Fatih Birol s’inquiète aussi des différences trop marquées dans l’avancée de la transition, à travers le monde. « Si ces pays [les émergents] augmentent leurs émissions, cela anéantira les efforts que nous ferons. Les émissions de CO2 n’ont pas de frontières. Même si la France atteint demain la neutralité, l’impact du changement climatique sera exactement le même si les émissions ne baissent pas ailleurs. ». Il déplore que sur un continent comme l’Afrique qui abrite 60% des ressources solaires mondiales, un habitant sur deux n’ait pas accès à l’électricité. « Et pourtant, aujourd’hui, le continent produit moins d’électricité solaire que la Belgique ! », s’exclame-t-il.
Charbon vs. Nucléaire : « le nucléaire est un actif précieux pour la France »
Le retour du charbon dans certains pays est une source d’inquiétude pour l’AIE. Si certaines centrales ne sont pas fermées, il deviendra impossible d’atteindre les objectifs de décarbonation. Malgré ce constat, Fatih Birol défend à nouveau la Chine qui a ouvert de nombreuses centrales à charbon, l’année passée : « La Chine le fait d’abord pour des raisons de sécurité. Elle a connu des coupures, à cause de la sécheresse qui a touché sa production hydraulique, et du manque de vent qui a affaibli sa production éolienne. Cela l’a traumatisée. Les centrales à charbon sont là en dernier recours. La Chine les construit mais en réalité, elle les utilise de moins en moins ».

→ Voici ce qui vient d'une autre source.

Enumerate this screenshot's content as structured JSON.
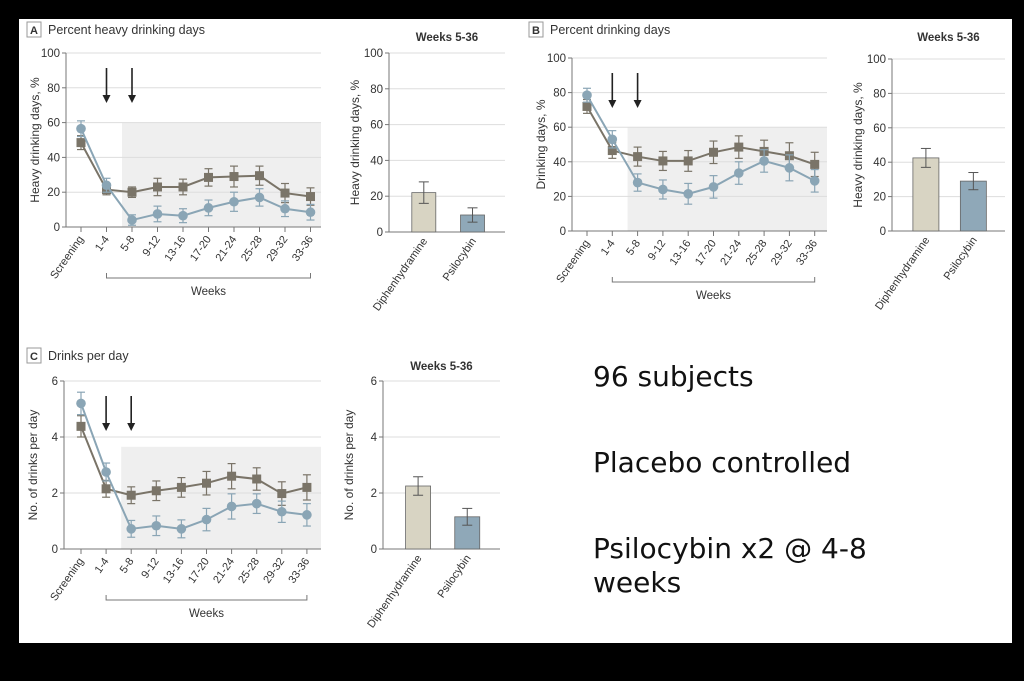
{
  "notes": [
    "96 subjects",
    "Placebo controlled",
    "Psilocybin x2 @ 4-8 weeks"
  ],
  "colors": {
    "diphenhydramine_line": "#7a7468",
    "psilocybin_line": "#8aa5b5",
    "diphenhydramine_bar": "#d8d4c3",
    "psilocybin_bar": "#8fa8b8",
    "shade": "#efefef",
    "grid": "#dddddd",
    "axis": "#777777",
    "text": "#333333"
  },
  "chart_data": [
    {
      "id": "A",
      "type": "line",
      "panel_letter": "A",
      "title": "Percent heavy drinking days",
      "ylabel": "Heavy drinking days, %",
      "xlabel": "Weeks",
      "ylim": [
        0,
        100
      ],
      "yticks": [
        0,
        20,
        40,
        60,
        80,
        100
      ],
      "categories": [
        "Screening",
        "1-4",
        "5-8",
        "9-12",
        "13-16",
        "17-20",
        "21-24",
        "25-28",
        "29-32",
        "33-36"
      ],
      "dose_arrows_at": [
        "1-4",
        "5-8"
      ],
      "shaded_region": {
        "from": "5-8",
        "to": "33-36",
        "ymax": 60
      },
      "series": [
        {
          "name": "Diphenhydramine",
          "marker": "square",
          "values": [
            48.5,
            21.5,
            20,
            23,
            23,
            28.5,
            29,
            29.5,
            19.5,
            17.5
          ],
          "err": [
            4,
            3,
            3,
            5,
            4.5,
            5,
            6,
            5.5,
            5.5,
            5
          ]
        },
        {
          "name": "Psilocybin",
          "marker": "circle",
          "values": [
            56.5,
            24,
            4,
            7.5,
            6.5,
            11,
            14.5,
            17,
            10.5,
            8.5
          ],
          "err": [
            4.5,
            4,
            3,
            4.5,
            4,
            4.5,
            5.5,
            5,
            4.5,
            4.5
          ]
        }
      ]
    },
    {
      "id": "A-bar",
      "type": "bar",
      "title": "Weeks 5-36",
      "ylabel": "Heavy drinking days, %",
      "ylim": [
        0,
        100
      ],
      "yticks": [
        0,
        20,
        40,
        60,
        80,
        100
      ],
      "categories": [
        "Diphenhydramine",
        "Psilocybin"
      ],
      "values": [
        22,
        9.5
      ],
      "err": [
        6,
        4
      ]
    },
    {
      "id": "B",
      "type": "line",
      "panel_letter": "B",
      "title": "Percent drinking days",
      "ylabel": "Drinking days, %",
      "xlabel": "Weeks",
      "ylim": [
        0,
        100
      ],
      "yticks": [
        0,
        20,
        40,
        60,
        80,
        100
      ],
      "categories": [
        "Screening",
        "1-4",
        "5-8",
        "9-12",
        "13-16",
        "17-20",
        "21-24",
        "25-28",
        "29-32",
        "33-36"
      ],
      "dose_arrows_at": [
        "1-4",
        "5-8"
      ],
      "shaded_region": {
        "from": "5-8",
        "to": "33-36",
        "ymax": 60
      },
      "series": [
        {
          "name": "Diphenhydramine",
          "marker": "square",
          "values": [
            72,
            46.5,
            43,
            40.5,
            40.5,
            45.5,
            48.5,
            46,
            43.5,
            38.5
          ],
          "err": [
            4,
            4.5,
            5.5,
            5.5,
            6,
            6.5,
            6.5,
            6.5,
            7.5,
            7
          ]
        },
        {
          "name": "Psilocybin",
          "marker": "circle",
          "values": [
            78.5,
            53,
            28,
            24,
            21.5,
            25.5,
            33.5,
            40.5,
            36.5,
            29
          ],
          "err": [
            4,
            5,
            5,
            5.5,
            6,
            6.5,
            6.5,
            6.5,
            7.5,
            6.5
          ]
        }
      ]
    },
    {
      "id": "B-bar",
      "type": "bar",
      "title": "Weeks 5-36",
      "ylabel": "Heavy drinking days, %",
      "ylim": [
        0,
        100
      ],
      "yticks": [
        0,
        20,
        40,
        60,
        80,
        100
      ],
      "categories": [
        "Diphenhydramine",
        "Psilocybin"
      ],
      "values": [
        42.5,
        29
      ],
      "err": [
        5.5,
        5
      ]
    },
    {
      "id": "C",
      "type": "line",
      "panel_letter": "C",
      "title": "Drinks per day",
      "ylabel": "No. of drinks per day",
      "xlabel": "Weeks",
      "ylim": [
        0,
        6
      ],
      "yticks": [
        0,
        2,
        4,
        6
      ],
      "categories": [
        "Screening",
        "1-4",
        "5-8",
        "9-12",
        "13-16",
        "17-20",
        "21-24",
        "25-28",
        "29-32",
        "33-36"
      ],
      "dose_arrows_at": [
        "1-4",
        "5-8"
      ],
      "shaded_region": {
        "from": "5-8",
        "to": "33-36",
        "ymax": 3.65
      },
      "series": [
        {
          "name": "Diphenhydramine",
          "marker": "square",
          "values": [
            4.38,
            2.15,
            1.92,
            2.08,
            2.2,
            2.35,
            2.6,
            2.5,
            1.98,
            2.2
          ],
          "err": [
            0.38,
            0.3,
            0.3,
            0.35,
            0.35,
            0.42,
            0.45,
            0.4,
            0.42,
            0.45
          ]
        },
        {
          "name": "Psilocybin",
          "marker": "circle",
          "values": [
            5.2,
            2.75,
            0.72,
            0.83,
            0.72,
            1.05,
            1.52,
            1.62,
            1.33,
            1.22
          ],
          "err": [
            0.4,
            0.32,
            0.3,
            0.35,
            0.32,
            0.4,
            0.45,
            0.35,
            0.38,
            0.4
          ]
        }
      ]
    },
    {
      "id": "C-bar",
      "type": "bar",
      "title": "Weeks 5-36",
      "ylabel": "No. of drinks per day",
      "ylim": [
        0,
        6
      ],
      "yticks": [
        0,
        2,
        4,
        6
      ],
      "categories": [
        "Diphenhydramine",
        "Psilocybin"
      ],
      "values": [
        2.25,
        1.15
      ],
      "err": [
        0.33,
        0.3
      ]
    }
  ]
}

Quant au nucléaire, Birol se félicite que sa popularité grandisse : « Même en France, je me souviens que je défendais le nucléaire, il y a quelques années, face au gouvernement. Les choses ont changé et je remercie Emmanuel Macron d’être aussi ambitieux dans ce domaine. Le nucléaire, c’est un actif précieux pour la France, au même titre que l’Arc de triomphe ». D’ailleurs, des pays comme le Japon ou la Corée du Sud qui ne voulaient plus s’appuyer sur l’atome, y reviennent.
La Chine qui à elle seule est à l’origine de 80% des nouvelles centrales nucléaires construites en 2023 dans le monde, va bientôt dépasser les Etats-Unis comme première puissance dans le nucléaire.
Pour Birol, si le nucléaire est une parfaite alternative à l’intermittence des énergies renouvelables, il déplore néanmoins que l’industrie nucléaire ait du mal à respecter ses budgets et ses délais de livraison de chantiers : « Ce n’est pas qu’une question d’investissements publics : il faut plus de discipline de la part des entreprises », conclut-il.